American baseball player (1934-1997)

Kenneth Lawrence Hunt (July 13, 1934 – June 8, 1997) was an American professional baseball player who appeared in six Major League seasons for the New York Yankees, Los Angeles Angels and Washington Senators (1959–64). An outfielder, the native of Grand Forks, North Dakota, threw and batted right-handed, stood 6 ft 1 in and weighed 205 lb.

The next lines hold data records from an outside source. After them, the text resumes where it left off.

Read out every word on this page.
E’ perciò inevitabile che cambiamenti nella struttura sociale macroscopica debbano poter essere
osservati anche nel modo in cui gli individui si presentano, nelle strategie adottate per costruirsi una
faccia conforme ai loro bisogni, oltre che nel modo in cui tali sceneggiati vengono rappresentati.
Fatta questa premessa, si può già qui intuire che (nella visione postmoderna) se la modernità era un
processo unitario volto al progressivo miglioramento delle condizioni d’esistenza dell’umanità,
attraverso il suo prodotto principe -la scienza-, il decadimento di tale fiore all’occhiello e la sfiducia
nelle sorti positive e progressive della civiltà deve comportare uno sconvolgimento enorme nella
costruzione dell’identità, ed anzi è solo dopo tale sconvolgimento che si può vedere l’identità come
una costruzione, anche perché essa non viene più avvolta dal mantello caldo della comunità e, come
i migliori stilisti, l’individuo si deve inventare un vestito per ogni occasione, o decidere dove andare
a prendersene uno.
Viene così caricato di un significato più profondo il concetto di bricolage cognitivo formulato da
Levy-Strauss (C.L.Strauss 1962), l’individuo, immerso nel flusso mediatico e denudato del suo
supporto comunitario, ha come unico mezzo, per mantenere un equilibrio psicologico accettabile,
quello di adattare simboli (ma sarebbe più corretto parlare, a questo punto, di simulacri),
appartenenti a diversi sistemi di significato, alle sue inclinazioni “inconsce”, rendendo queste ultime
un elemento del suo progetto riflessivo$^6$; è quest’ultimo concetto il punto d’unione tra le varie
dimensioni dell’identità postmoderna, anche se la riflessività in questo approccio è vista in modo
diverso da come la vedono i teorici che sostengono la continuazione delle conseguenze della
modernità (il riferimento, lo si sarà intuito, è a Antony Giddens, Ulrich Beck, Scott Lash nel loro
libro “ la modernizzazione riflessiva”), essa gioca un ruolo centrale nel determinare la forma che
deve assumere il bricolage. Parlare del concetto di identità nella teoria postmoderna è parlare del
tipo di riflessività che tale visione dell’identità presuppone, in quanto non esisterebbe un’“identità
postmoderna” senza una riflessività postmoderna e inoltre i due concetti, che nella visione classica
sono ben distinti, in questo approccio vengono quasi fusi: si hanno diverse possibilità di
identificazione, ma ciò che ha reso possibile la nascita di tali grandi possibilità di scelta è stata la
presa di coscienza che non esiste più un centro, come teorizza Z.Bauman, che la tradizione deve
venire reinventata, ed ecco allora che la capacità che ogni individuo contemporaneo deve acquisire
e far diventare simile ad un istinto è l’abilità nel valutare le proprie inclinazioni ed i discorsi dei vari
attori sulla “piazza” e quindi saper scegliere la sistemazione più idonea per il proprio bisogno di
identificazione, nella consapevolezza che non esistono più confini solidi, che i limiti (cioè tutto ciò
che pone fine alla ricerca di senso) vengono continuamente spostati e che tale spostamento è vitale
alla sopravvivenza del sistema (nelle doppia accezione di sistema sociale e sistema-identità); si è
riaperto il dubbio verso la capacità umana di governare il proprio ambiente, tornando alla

After two trials with the 1959–60 Yankees, Hunt was selected by the new Los Angeles Angels franchise in the 1960 Major League Baseball expansion draft. He was in the Opening Day starting lineup for the first game in the Angels' history, playing center field on April 11, 1961 in a 7-2 road victory over the Baltimore Orioles.

Playing at the Angels' cozy Wrigley Field home park in , Hunt bashed 25 home runs and knocked in 84 RBI in 149 games played — one of five Angels to crack the 20 home run mark in their maiden American League season. However, surgery to repair an aneurysm near his throwing shoulder ruined his season, and Hunt never regained his productive stroke.

All told, he appeared in 310 MLB games, and batted .226 with 177 hits.

He was the stepfather of actor Butch Patrick, who as a child played Eddie Munster on The Munsters. Hunt appeared in a 1965 episode of that show, titled "Herman the Rookie".

In 1997 the Hunts were planning to return to Fargo for his 14th consecutive appearance at the Roger Maris tournament. On June 8 Hunt decided to watch his old team, now the Anaheim Angels, on television. He was particularly interested in following a fellow North Dakotan, Angels outfielder Darin Erstad. When his wife, Sherry, returned home later that evening, she found Ken dead from a heart attack. He was 62 years old.